Фрэнсис Гетлиф уже ушел; начинали расходиться и остальные. Мартин только что попрощался с Брауном и стоял в ожидании, чтобы проводить меня в свои комнаты, я же как раз говорил в эту минуту о новом портрете ректора в обеденном зале.
– У вас остается место как раз еще для одного портрета, – сказал я, вставая, – а затем придется снова что-то придумывать.
Я заметил, что Браун бросил на меня быстрый взгляд. Не вставая с кресла, он потянул меня за рукав.
– Посидите еще немного, – сказал он. Потом улыбнулся Мартину. – Не заблудится же он. Путь этот он проделывал не раз; пожалуй, чаще, чем вы. А мне сейчас не так уж часто удается поболтать с ним.
Мартин заявил, что ему пора домой к жене. Так же как у меня, у него зародилось подозрение, что Артур Браун задерживает меня не ради приятной компании. Когда мы остались вдвоем, Браун усадил меня в кресло. Он стал еще гостеприимнее, еще внимательнее.
– Рюмку коньяку?
– Нет, на сегодня хватит.
– Если бы вы знали, голубчик, как мне приятно снова видеть вас у себя.
Он всегда был расположен ко мне. Было время, когда он брал меня под свою защиту и всячески оберегал меня. Сейчас у него сохранилась ко мне горячая, обостренная привязанность, которую испытывают к оправдавшему надежды протеже. Все ли у меня хорошо? Как жена? Сын?
– Итак, значит, в настоящий момент все обстоит более или менее благополучно? Ну и хорошо! Знаете, Люис, одно время я побаивался, что дела могут принять неважный для вас оборот.
Он улыбнулся мне ласковой, довольной улыбкой. Затем небрежно сказал:
– Да, между прочим, когда вы говорили о портрете ректора, мне вдруг пришло в голову, не дошли ли до вас кое-какие слухи? Вы, случайно, ничего не слышали?
– Нет, – ответил я с удивлением.
– Ну, конечно! – сказал Браун. – Я так и думал, что нет.
Лицо его было спокойно и непроницаемо.
На минуту – хотя, поразмыслив, я тут же решил, что это невозможно, – я вообразил было, что это пробный шар.
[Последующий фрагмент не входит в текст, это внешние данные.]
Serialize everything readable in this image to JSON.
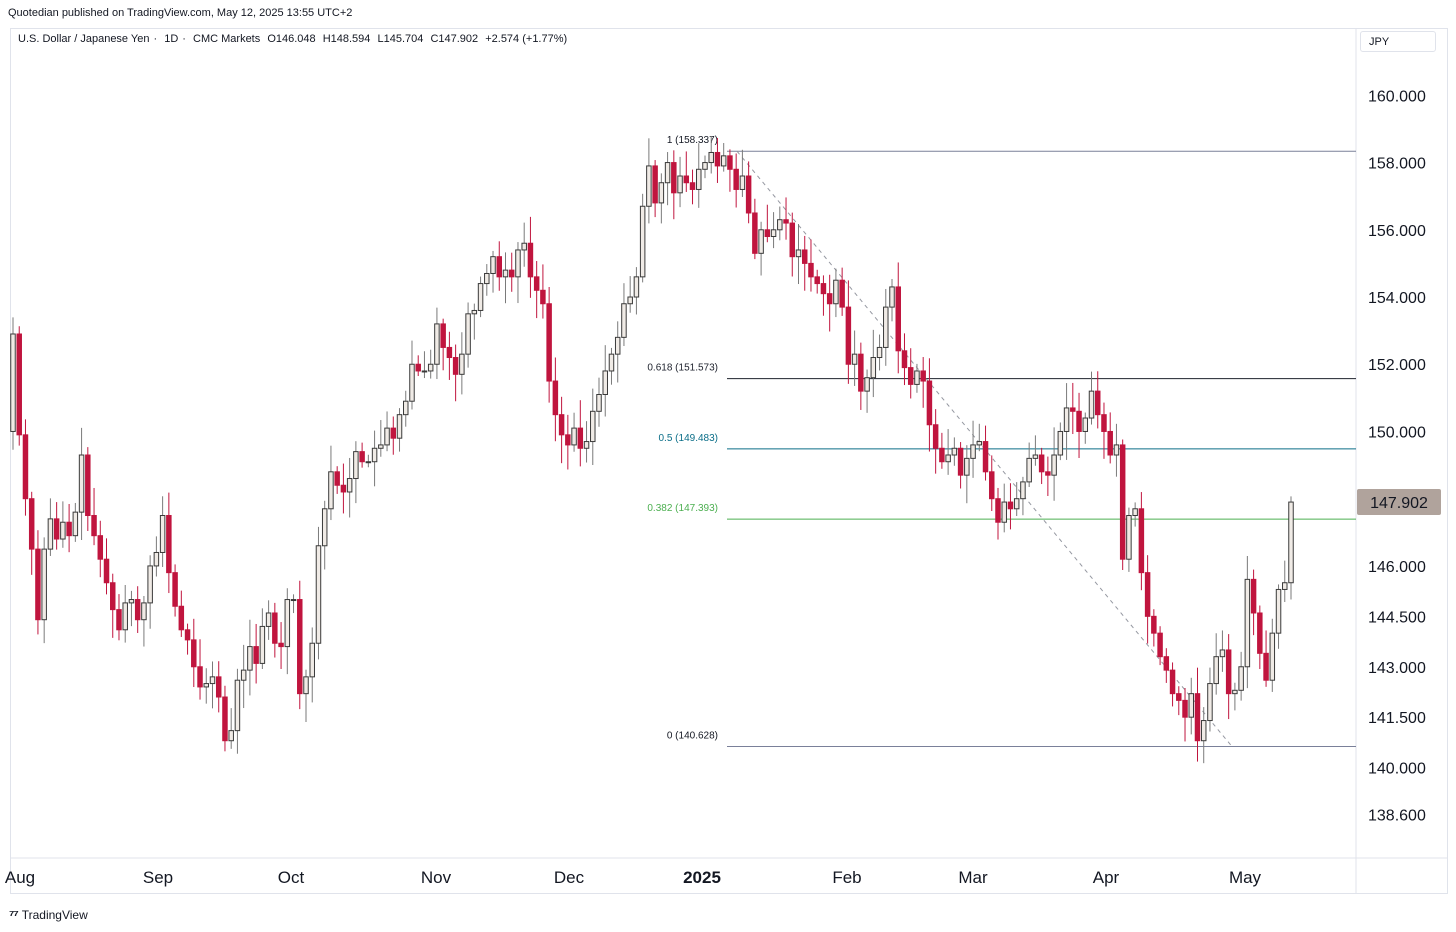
{
  "publisher": "Quotedian published on TradingView.com, May 12, 2025 13:55 UTC+2",
  "symbol": {
    "name": "U.S. Dollar / Japanese Yen",
    "interval": "1D",
    "exchange": "CMC Markets",
    "open": "O146.048",
    "high": "H148.594",
    "low": "L145.704",
    "close": "C147.902",
    "change": "+2.574 (+1.77%)"
  },
  "currency": "JPY",
  "footer_brand": "TradingView",
  "colors": {
    "up": "#f0ebe6",
    "down": "#c0153e",
    "wick_up": "#7a7a7a",
    "wick_down": "#c0153e",
    "fib_1": "#7a8099",
    "fib_0618": "#1e222d",
    "fib_05": "#0b6e88",
    "fib_0382": "#4caf50",
    "fib_0": "#7a8099",
    "last_price_bg": "#b0a39c",
    "trendline": "#9598a1"
  },
  "chart_data": {
    "type": "candlestick",
    "title": "U.S. Dollar / Japanese Yen · 1D · CMC Markets",
    "x_labels": [
      "Aug",
      "Sep",
      "Oct",
      "Nov",
      "Dec",
      "2025",
      "Feb",
      "Mar",
      "Apr",
      "May"
    ],
    "y_ticks": [
      "160.000",
      "158.000",
      "156.000",
      "154.000",
      "152.000",
      "150.000",
      "147.902",
      "146.000",
      "144.500",
      "143.000",
      "141.500",
      "140.000",
      "138.600"
    ],
    "y_tick_values": [
      160.0,
      158.0,
      156.0,
      154.0,
      152.0,
      150.0,
      146.0,
      144.5,
      143.0,
      141.5,
      140.0,
      138.6
    ],
    "ylim": [
      137.4,
      161.2
    ],
    "last_price": 147.902,
    "last_price_label": "147.902",
    "fibonacci": [
      {
        "level": "1",
        "price": 158.337,
        "label": "1 (158.337)"
      },
      {
        "level": "0.618",
        "price": 151.573,
        "label": "0.618 (151.573)"
      },
      {
        "level": "0.5",
        "price": 149.483,
        "label": "0.5 (149.483)"
      },
      {
        "level": "0.382",
        "price": 147.393,
        "label": "0.382 (147.393)"
      },
      {
        "level": "0",
        "price": 140.628,
        "label": "0 (140.628)"
      }
    ],
    "series": [
      {
        "name": "USDJPY",
        "close": [
          152.9,
          149.9,
          148.0,
          146.5,
          144.4,
          146.5,
          147.4,
          146.8,
          147.3,
          146.9,
          147.6,
          149.3,
          147.5,
          146.9,
          146.2,
          145.5,
          144.7,
          144.1,
          144.9,
          145.0,
          144.4,
          144.9,
          146.0,
          146.4,
          147.5,
          145.8,
          144.8,
          144.1,
          143.8,
          143.0,
          142.4,
          142.5,
          142.7,
          142.1,
          140.8,
          141.1,
          142.6,
          142.9,
          143.6,
          143.1,
          144.2,
          144.6,
          143.7,
          143.6,
          145.0,
          145.0,
          142.2,
          142.7,
          143.7,
          146.6,
          147.7,
          148.8,
          148.4,
          148.2,
          148.6,
          149.4,
          149.1,
          149.1,
          149.5,
          149.6,
          150.1,
          149.8,
          150.5,
          150.9,
          152.0,
          151.8,
          151.8,
          152.0,
          153.2,
          152.5,
          152.2,
          151.7,
          152.3,
          153.5,
          153.6,
          154.4,
          154.7,
          155.2,
          154.6,
          154.8,
          154.6,
          155.4,
          155.6,
          154.6,
          154.2,
          153.8,
          151.5,
          150.5,
          149.9,
          149.6,
          150.1,
          149.5,
          149.7,
          150.6,
          151.1,
          151.8,
          152.3,
          152.8,
          153.8,
          154.0,
          154.6,
          156.7,
          157.9,
          156.8,
          157.4,
          158.0,
          157.1,
          157.6,
          157.4,
          157.2,
          157.8,
          158.0,
          158.3,
          157.9,
          158.2,
          157.8,
          157.2,
          157.6,
          156.5,
          155.3,
          156.0,
          155.8,
          156.0,
          156.3,
          156.2,
          155.2,
          155.4,
          155.0,
          154.6,
          154.4,
          154.1,
          153.8,
          154.5,
          153.7,
          152.0,
          152.3,
          151.2,
          151.6,
          152.2,
          152.5,
          153.7,
          154.3,
          152.4,
          151.9,
          151.4,
          151.8,
          151.5,
          150.2,
          149.5,
          149.1,
          149.3,
          149.5,
          148.7,
          149.2,
          149.6,
          149.7,
          148.8,
          148.0,
          147.3,
          147.9,
          147.7,
          148.0,
          148.5,
          149.2,
          149.3,
          148.8,
          148.7,
          149.3,
          150.0,
          150.7,
          150.6,
          150.0,
          150.4,
          151.2,
          150.5,
          150.0,
          149.3,
          149.6,
          146.2,
          147.5,
          147.7,
          145.8,
          144.5,
          144.0,
          143.3,
          142.9,
          142.2,
          142.0,
          141.5,
          142.2,
          140.8,
          141.4,
          142.5,
          143.3,
          143.5,
          142.2,
          142.3,
          143.0,
          145.6,
          144.6,
          143.4,
          142.6,
          144.0,
          145.3,
          145.5,
          147.9
        ]
      }
    ]
  }
}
Я покачал головой, хотя, кажется, уже понял, куда он клонит.
– В чем дело? – спросил я.
– Беда в том, – сказал Браун с известной торжественностью, – что я не совсем уверен, имею ли я право все открыть вам. Все это дело находится пока что в такой стадии, когда никто не хочет открывать свои карты. По-моему, чем дольше они будут с этим тянуть, тем более у нас будет шансов избежать разногласий и прийти к правильному решению.
– Но о чем идет речь? – снова спросил я.
Браун поджал губы.
– Так вот, строго между нами, думаю, что я не нарушу никаких обязательств, если расскажу вам… Дело в том, что несколько членов совета обратились ко мне с вопросом, как я отнесусь к тому, чтобы выдвинуть свою кандидатуру, когда в конце следующего года – не академического, а календарного – нынешний ректор выйдет в отставку?
Да, все это я сообразил уже минут пять назад. Но до начала нашего разговора такая мысль не приходила мне в голову. Я считал само собой разумеющимся, что Фрэнсис Гетлиф может с уверенностью считать себя следующим ректором. Последние два года мне неоднократно приходилось слышать разговоры о предстоящих выборах. Единственное имя, серьезно упоминавшееся при этом, было имя Фрэнсиса.
– Кто поддерживает вашу кандидатуру, Артур? – спросил я.
– Нет, – сказал он, – боюсь, что в данный момент назвать их без разрешения я не могу. Но считаю себя вправе сказать, что их не так мало, так что предложение это выглядит вполне солидно. Могу также открыть вам, что кое-кто из них находился недавно в этой комнате.
Он мягко улыбался. Ни озабочен, ни подавлен, ни взволнован он не был.
– Что бы вы мне сказали, Люис, если бы я спросил вашего совета, – соглашаться мне выставлять свою кандидатуру или нет?
Я замялся. Оба они были моими друзьями, и я был рад, что мне не придется принимать чью-то сторону. Но замялся я по иной причине. Несмотря на все, что Браун только что сказал мне, меня беспокоило, что он получит слишком мало голосов, – может быть, даже оскорбительно мало. Мысль эта была мне неприятна. Но я просто не мог представить себе, чтобы какой-нибудь колледж, когда дело дойдет до выборов, мог предпочесть кого-то Фрэнсису Гетлифу.
– Мне кажется, я читаю ваши мысли, – продолжал Браун. – Вы думаете, что наш друг Фрэнсис – человек несравненно более выдающийся, чем я. В этом вы безусловно правы. Я никогда не скрывал, что меня вполне удовлетворило бы, если бы главой колледжа стал он. Между нами говоря, у нас в колледже есть только трое действительно выдающихся ученых, и один из них, без сомнения, Фрэнсис, два же других – это нынешний ректор и – никуда не денешься! – старый Гэй. Никаких заблуждений относительно себя самого у меня никогда не было. Надеюсь, что в этом, голубчик, вы отдадите мне должное. Я никогда и ни в чем первым не был. В молодости это несколько угнетало меня.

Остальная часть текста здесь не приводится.